How a Flash Drive Works

  1. Flash Basics

    • DVDs, hard drives, floppy disks and nearly all other modern digital storage devices store data on spinning platters and read that data back off the platters as they spin. Flash memory is different: A flash drive has no moving parts at all. This makes it rugged, low-power, compact and portable. Because of this, flash memory is used for many different purposes from recording photographs on digital cameras to backing up computer files. Flash drives are the flash memory devices generally used to back up computer information.

    Flash Structure

    • At the center of a flash drive is a device called an EEPROM, or Electronically Erasable Programmable Read Only Memory. The EEPROM is an electronic grid. Wires called word lines flow in one direction, while bit line wires flow in the other. At every place where the two lines meet, there is a memory cell capable of storing one bit of information.

    Flash Functioning

    • When the flash drive wants to store a bit at a particular place, it triggers the word line and the bit line for that location.
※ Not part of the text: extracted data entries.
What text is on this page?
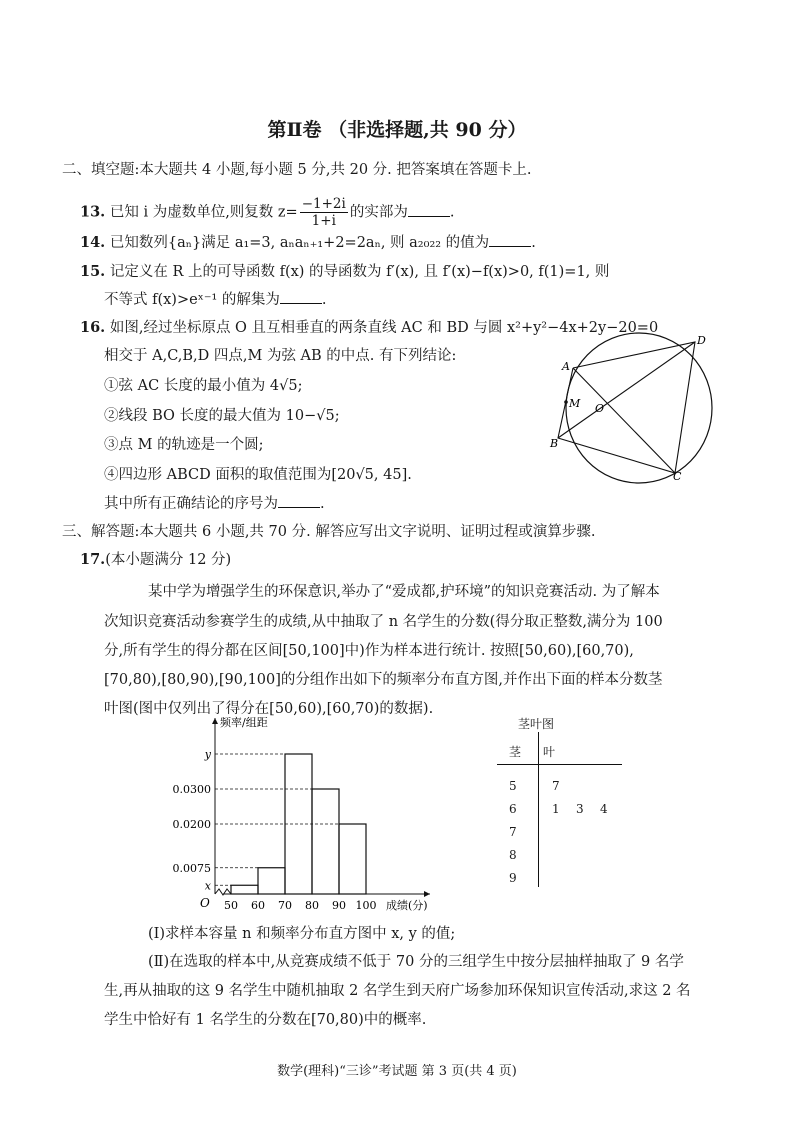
第Ⅱ卷 （非选择题,共 90 分）
二、填空题:本大题共 4 小题,每小题 5 分,共 20 分. 把答案填在答题卡上.
13. 已知 i 为虚数单位,则复数 $z= \frac{-1+2i}{1+i}$ 的实部为	.
14. 已知数列{aₙ}满足 a₁=3, aₙaₙ₊₁+2=2aₙ, 则 a₂₀₂₂ 的值为	.
15. 记定义在 R 上的可导函数 f(x) 的导函数为 f′(x), 且 f′(x)−f(x)>0, f(1)=1, 则
不等式 f(x)>eˣ⁻¹ 的解集为	.
16. 如图,经过坐标原点 O 且互相垂直的两条直线 AC 和 BD 与圆 x²+y²−4x+2y−20=0
相交于 A,C,B,D 四点,M 为弦 AB 的中点. 有下列结论:
①弦 AC 长度的最小值为 4√5;
②线段 BO 长度的最大值为 10−√5;
③点 M 的轨迹是一个圆;
④四边形 ABCD 面积的取值范围为[20√5, 45].
其中所有正确结论的序号为	.
A
D
M O
B
C
三、解答题:本大题共 6 小题,共 70 分. 解答应写出文字说明、证明过程或演算步骤.
17.(本小题满分 12 分)
某中学为增强学生的环保意识,举办了“爱成都,护环境”的知识竞赛活动. 为了解本
次知识竞赛活动参赛学生的成绩,从中抽取了 n 名学生的分数(得分取正整数,满分为 100
分,所有学生的得分都在区间[50,100]中)作为样本进行统计. 按照[50,60),[60,70),
[70,80),[80,90),[90,100]的分组作出如下的频率分布直方图,并作出下面的样本分数茎
叶图(图中仅列出了得分在[50,60),[60,70)的数据).
x
0.0075
0.0200
0.0300
y
50 60 70 80 90 100
频率/组距
成绩(分)
O
茎叶图
茎 叶
5	7
6	1 3 4
7
8
9
(Ⅰ)求样本容量 n 和频率分布直方图中 x, y 的值;
(Ⅱ)在选取的样本中,从竞赛成绩不低于 70 分的三组学生中按分层抽样抽取了 9 名学
生,再从抽取的这 9 名学生中随机抽取 2 名学生到天府广场参加环保知识宣传活动,求这 2 名
学生中恰好有 1 名学生的分数在[70,80)中的概率.
数学(理科)“三诊”考试题 第 3 页(共 4 页)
This turns on a small electronic switch called the control gate. The control gate propels an electric charge past a thin barrier called the oxide layer to a second switch called the floating gate. The floating gate stores this charge until the flash drive sends a signal to reset it. Meanwhile, a cell sensor watches the floating gate. It records the value of the cell as a 1 or a 0 depending on whether or not the floating gate is storing a charge. The 1s and 0s stored by all the individual cell sensors together make up the data on the flash drive.